Santé / France

En 2004, la présidente de l’Ordre des pharmaciens défendait une clause de conscience pour l’IVG

Temps de lecture : 2 min

La présidente du Conseil national de l’Ordre des pharmaciens a violemment nié mardi 19 juillet qu’une clause de conscience du nouveau code de déontologie puisse permettre aux pharmaciens de refuser de délivrer des produits liés à la contraception, et a dit être «très attachée aux droits des femmes trop souvent chèrement acquis». Mais un article de 2004 montre qu’elle avait déjà défendu une clause de conscience pour les pharmaciens s’agissant de l’IVG médicamenteuse.

PHILIPPE HUGUEN/AFP
PHILIPPE HUGUEN/AFP

Le projet de clause de conscience pour le futur code de déontologie des pharmaciens n’en finit pas de susciter des remous. Ce projet est accusé par des professionnels de santé opposés au texte de préparer un futur blanc-seing aux officines qui ne souhaitent pas vendre la pilule ou des méthodes de contraception par conviction religieuse. À la suite de ces révélations, la présidente du conseil national de l’Ordre des pharmaciens a violemment réagi en se disant dans un communiqué «très attachée aux droits des femmes, trop souvent chèrement acquis». Mais un article datant de 2004 montre qu’elle a pourtant défendu à un moment une clause de conscience pour les pharmaciens s’agissant de l’IVG (interruption volontaire de grossesse) médicamenteuse.

Cet article a été publié le 10 juillet 2004 sur le site du Moniteur des pharmacies, une revue professionnelle. À cette époque, Isabelle Adenot n’était pas encore présidente du Conseil national de l’Ordre mais simple présidente de section. L’article décrit l’arrivée de l’IVG médicamenteuse chez les médecins généralistes de ville, alors que jusque là celui-ci ne pouvait être effectué qu’à l’hôpital. Les pharmaciens n’ont pas à délivrer le produit directement aux patients, mais aux médecins, qui le leur fournissent ensuite. Les produits permettant de réaliser l’IVG médicamenteuse sont en effet parmi les rares médicaments à ne pouvoir être délivrés directement au patient, même avec une ordonnance.
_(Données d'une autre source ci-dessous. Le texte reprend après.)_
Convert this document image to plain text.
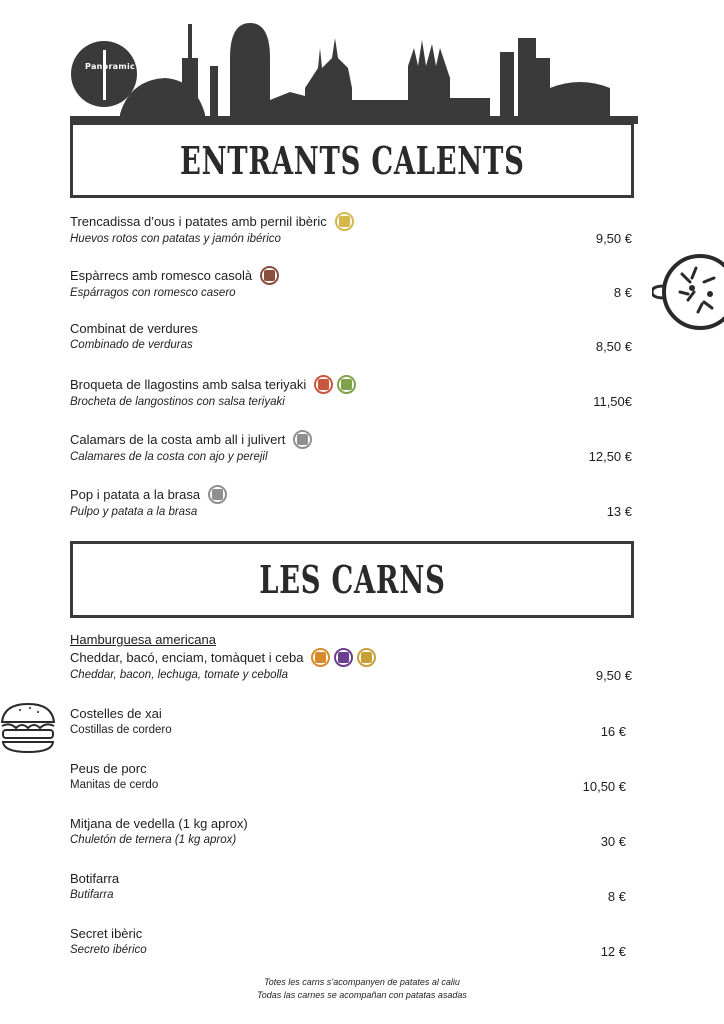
Panoramic
ENTRANTS CALENTS
Trencadissa d’ous i patates amb pernil ibèric
Huevos rotos con patatas y jamón ibérico	9,50 €
Espàrrecs amb romesco casolà
Espárragos con romesco casero	8 €
Combinat de verdures
Combinado de verduras	8,50 €
Broqueta de llagostins amb salsa teriyaki
Brocheta de langostinos con salsa teriyaki	11,50€
Calamars de la costa amb all i julivert
Calamares de la costa con ajo y perejil	12,50 €
Pop i patata a la brasa
Pulpo y patata a la brasa	13 €
LES CARNS
Hamburguesa americana
Cheddar, bacó, enciam, tomàquet i ceba
Cheddar, bacon, lechuga, tomate y cebolla	9,50 €
Costelles de xai
Costillas de cordero	16 €
Peus de porc
Manitas de cerdo	10,50 €
Mitjana de vedella (1 kg aprox)
Chuletón de ternera (1 kg aprox)	30 €
Botifarra
Butifarra	8 €
Secret ibèric
Secreto ibérico	12 €
Totes les carns s’acompanyen de patates al caliu
Todas las carnes se acompañan con patatas asadas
Pourtant, et malgré ces précautions, Isabelle Adenot jugeait à l’époque qu’on aurait dû ménager une clause pour permettre aux pharmaciens de refuser de le faire, clause qui existe déjà pour les médecins. «On aurait pu prévoir exactement le même système pour le pharmacien, regrette Isabelle Adenot [...]. À charge pour lui d’indiquer quel autre pharmacien pourrait dispenser le produit», rapporte le Moniteur, qui conclut que, «malgré le refus de la DGS [direction générale de la Santé; NDLR], l’Ordre pourrait réitérer sa demande» d’une clause de conscience.

Réplique cinglante

Voilà qui risque d’envenimer encore plus les relations du conseil de l’Ordre des pharmaciens et du ministère des Familles, de l’Enfance et des Droits des femmes. Après la publication d’articles de presse faisant état de cette clause de conscience, Laurence Rossignol, à la tête de ce portefeuille, a estimé que «le simple fait d’interroger les pharmaciens sur ce sujet nous rappelle que l’accès à la contraception et à l’IVG, en tant que droits à part entière, n’est jamais définitivement acquis». S’inquiétant d’un texte flou, qui octroie aux pharmaciens le droit de «refuser d’effectuer un acte pharmaceutique susceptible d’attenter à la vie humaine», elle a aussi demandé à la présidente du Conseil national de l’Ordre des pharmaciens de «clarifier l’objet de cette consultation et de réaffirmer l’attachement de l’Ordre à assurer aux femmes leur autonomie et la liberté de choisir leur contraception».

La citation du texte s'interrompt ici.